Jeb is in the building. Another Bush (and his junior) is in the capitol today in Austin to discuss the education miracle that Florida purportedly achieved on the cheap.

As discussed yesterday, there is a cadre of politicians that believe we can get something for nothing. That we can do education cheaper and cheaper. That we can cut billions and billions from education budgets without any impact on our children. What is common in ALL of the cheapistas (new word for educational reformistas who believe we can turnaround education on the cheap) proposals is that we can save the taxpayers a buck and skyrocket test scores if we just adopt X (online education, vouchers, charters etc. etc.). The Jeb Bush posse from Florida has been essentially arguing this logic trail nonstop. Whether it is Jeb’s Education Foundation that was discussed here, or former Jeb underlings that I have encountered— the basic narrative is that Florida turned water in wine— a miracle.

Cloaking Inequity examined the purported test score miracle earlier here. In 4th grade, Florida improved over the last decade and was position in the top ten nationally, but as you move up the grade levels, the longer student stay in Florida schools, the worse their performance relative to the nation. I also discussed the official Florida scholarship evaluation in Florida that showed their scholarship (aka neovoucher) program had not increased the achievement of program participants.

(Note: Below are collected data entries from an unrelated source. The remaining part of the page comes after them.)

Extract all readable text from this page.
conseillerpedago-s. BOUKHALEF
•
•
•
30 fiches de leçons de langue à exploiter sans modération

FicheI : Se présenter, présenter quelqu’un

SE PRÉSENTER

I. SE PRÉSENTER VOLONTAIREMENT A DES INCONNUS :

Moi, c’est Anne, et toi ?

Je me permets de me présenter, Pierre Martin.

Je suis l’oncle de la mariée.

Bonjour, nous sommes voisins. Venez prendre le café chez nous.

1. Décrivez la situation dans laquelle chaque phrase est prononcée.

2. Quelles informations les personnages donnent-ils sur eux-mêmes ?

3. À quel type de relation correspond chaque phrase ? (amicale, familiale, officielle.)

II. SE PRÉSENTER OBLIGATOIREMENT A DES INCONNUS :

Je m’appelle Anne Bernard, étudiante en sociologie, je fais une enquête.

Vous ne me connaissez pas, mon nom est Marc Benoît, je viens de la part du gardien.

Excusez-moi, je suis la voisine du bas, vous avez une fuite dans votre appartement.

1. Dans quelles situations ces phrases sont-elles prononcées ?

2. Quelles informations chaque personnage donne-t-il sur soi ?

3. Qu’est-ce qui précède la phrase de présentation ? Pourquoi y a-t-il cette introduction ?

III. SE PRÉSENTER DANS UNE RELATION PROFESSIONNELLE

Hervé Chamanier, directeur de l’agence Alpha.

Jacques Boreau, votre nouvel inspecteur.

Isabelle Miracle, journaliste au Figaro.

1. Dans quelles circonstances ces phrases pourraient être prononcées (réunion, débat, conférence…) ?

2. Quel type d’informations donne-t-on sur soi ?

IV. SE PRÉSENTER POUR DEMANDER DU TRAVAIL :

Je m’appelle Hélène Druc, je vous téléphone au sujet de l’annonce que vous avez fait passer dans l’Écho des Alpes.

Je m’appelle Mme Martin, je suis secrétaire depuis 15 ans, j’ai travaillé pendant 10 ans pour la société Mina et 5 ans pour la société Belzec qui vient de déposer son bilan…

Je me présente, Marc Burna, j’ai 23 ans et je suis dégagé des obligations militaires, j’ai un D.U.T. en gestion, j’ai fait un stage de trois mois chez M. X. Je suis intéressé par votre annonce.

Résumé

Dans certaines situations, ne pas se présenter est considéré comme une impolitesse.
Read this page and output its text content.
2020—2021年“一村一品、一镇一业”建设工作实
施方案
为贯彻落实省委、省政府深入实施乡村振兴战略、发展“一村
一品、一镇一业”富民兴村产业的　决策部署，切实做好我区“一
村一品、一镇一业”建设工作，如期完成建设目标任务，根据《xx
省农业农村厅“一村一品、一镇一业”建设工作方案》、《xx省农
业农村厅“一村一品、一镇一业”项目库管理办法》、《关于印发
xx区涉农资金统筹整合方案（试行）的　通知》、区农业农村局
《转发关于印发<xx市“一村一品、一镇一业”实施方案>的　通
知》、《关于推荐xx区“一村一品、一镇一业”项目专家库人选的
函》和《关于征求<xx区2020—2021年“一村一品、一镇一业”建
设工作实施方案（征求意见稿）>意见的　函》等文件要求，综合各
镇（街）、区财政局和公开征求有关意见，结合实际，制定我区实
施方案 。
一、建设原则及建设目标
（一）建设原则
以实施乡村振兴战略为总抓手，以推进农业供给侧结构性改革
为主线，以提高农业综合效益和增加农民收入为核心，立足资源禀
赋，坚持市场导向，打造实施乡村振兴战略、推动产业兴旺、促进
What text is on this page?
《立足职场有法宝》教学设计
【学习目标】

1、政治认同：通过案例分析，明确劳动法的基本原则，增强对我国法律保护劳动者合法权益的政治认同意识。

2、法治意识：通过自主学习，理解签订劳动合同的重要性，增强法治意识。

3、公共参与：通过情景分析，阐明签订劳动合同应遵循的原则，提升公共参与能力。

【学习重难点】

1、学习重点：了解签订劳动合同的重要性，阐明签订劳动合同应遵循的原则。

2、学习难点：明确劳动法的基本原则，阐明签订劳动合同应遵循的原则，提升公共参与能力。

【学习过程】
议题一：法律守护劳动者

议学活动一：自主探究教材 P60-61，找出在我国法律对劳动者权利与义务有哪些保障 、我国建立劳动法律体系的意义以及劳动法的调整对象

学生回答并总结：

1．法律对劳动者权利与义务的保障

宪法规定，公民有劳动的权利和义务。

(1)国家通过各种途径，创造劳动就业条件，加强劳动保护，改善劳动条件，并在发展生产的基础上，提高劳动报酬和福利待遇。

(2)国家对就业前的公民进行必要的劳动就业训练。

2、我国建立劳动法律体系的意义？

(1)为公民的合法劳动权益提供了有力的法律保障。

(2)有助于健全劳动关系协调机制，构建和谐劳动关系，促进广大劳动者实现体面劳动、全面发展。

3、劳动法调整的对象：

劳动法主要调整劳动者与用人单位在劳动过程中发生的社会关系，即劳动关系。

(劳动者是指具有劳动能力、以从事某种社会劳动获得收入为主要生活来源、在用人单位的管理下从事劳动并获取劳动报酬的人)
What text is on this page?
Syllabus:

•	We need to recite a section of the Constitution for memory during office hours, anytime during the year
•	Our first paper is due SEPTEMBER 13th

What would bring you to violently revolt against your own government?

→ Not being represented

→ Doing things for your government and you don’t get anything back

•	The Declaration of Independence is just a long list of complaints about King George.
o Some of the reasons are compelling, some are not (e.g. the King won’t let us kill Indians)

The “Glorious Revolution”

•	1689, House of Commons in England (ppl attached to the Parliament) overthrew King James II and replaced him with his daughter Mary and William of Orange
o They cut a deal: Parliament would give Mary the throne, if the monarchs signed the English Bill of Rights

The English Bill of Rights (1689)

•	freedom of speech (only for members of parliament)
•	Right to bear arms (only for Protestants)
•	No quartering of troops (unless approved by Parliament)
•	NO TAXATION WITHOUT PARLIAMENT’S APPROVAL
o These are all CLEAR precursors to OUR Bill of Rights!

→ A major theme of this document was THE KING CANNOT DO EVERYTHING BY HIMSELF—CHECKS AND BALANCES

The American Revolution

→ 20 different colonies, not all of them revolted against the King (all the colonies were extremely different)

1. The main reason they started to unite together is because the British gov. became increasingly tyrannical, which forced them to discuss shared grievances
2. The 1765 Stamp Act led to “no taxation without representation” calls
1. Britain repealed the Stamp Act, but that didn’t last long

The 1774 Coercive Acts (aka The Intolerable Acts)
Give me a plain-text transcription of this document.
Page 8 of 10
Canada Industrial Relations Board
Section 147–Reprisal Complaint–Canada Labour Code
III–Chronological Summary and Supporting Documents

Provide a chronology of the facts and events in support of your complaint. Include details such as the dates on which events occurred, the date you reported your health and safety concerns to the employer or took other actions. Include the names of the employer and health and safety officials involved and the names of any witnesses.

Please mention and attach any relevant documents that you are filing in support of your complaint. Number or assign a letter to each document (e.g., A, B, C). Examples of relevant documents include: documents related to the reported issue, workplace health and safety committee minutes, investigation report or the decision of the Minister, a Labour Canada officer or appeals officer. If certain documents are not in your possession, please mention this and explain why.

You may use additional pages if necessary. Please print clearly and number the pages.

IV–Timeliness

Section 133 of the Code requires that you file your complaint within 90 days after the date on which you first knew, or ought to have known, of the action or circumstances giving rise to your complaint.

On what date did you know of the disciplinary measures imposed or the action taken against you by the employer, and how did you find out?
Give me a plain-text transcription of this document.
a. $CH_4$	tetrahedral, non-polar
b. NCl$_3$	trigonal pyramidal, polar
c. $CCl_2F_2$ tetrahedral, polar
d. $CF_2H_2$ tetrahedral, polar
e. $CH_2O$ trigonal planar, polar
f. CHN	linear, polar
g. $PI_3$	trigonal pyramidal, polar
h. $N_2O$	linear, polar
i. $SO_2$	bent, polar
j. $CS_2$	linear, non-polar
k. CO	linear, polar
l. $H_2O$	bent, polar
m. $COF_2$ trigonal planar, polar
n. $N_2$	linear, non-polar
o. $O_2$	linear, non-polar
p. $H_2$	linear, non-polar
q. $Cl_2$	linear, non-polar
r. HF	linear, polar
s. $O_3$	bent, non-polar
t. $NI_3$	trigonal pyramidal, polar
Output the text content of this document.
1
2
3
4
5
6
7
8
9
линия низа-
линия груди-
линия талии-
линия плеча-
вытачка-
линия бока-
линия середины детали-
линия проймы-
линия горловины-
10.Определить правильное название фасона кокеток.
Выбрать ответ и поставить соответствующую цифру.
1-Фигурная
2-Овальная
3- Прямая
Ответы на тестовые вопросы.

The National Education Policy Center has also looked at the data from Florida and studied the Heritage Foundation’s glowing analysis of Florida’s educational reforms. Their conclusion:

The central analysis compares average test scores of students in the nation versus Florida without considering key group differences, an oversight that leads to erroneous causal interpretations on effects of reforms using purely descriptive data. The report further ignores group differences resulting from the state’s mandatory grade retention policy for the weakest readers in grade 3. This policy-driven increase in grade retention rates spuriously inflated the average scores of grade 4 students on state and national assessments, making racial achievement gaps narrower. The report also fails to examine test score data on all subjects and grade levels, instead relying only on grade 4 reading, which showed the most positive results. Finally, although a great deal is known about the reform policies the report promotes, it neglects this research literature. These serious flaws call into question the report’s conclusions.

Now it is true that the U.S. is typically one of the top three highest spending nations on education, yet our international test scores are only top ten. Check out this infographic from USC. However, we must remember we ask our schools to provide many social services that governments in other nations subsidize outside of schools. We also fund transportation, food service and a variety of expensive extracurricular such high school football. Also, the funding is averaged per pupil— that means that some districts have quite a bit more resources than others to educated their students which foments large achievement disparities. When it comes to teachers, the New York Times reported that international data also show that U.S. teacher salaries compared to GDP are lower than in other countries. So while the common refrain from cheapistas is that the U.S. at or near the top in education spending, its a deceptive statement.

Note to Cheapistas: As my mother always says, “If it is too good to be true, it probably isn’t.”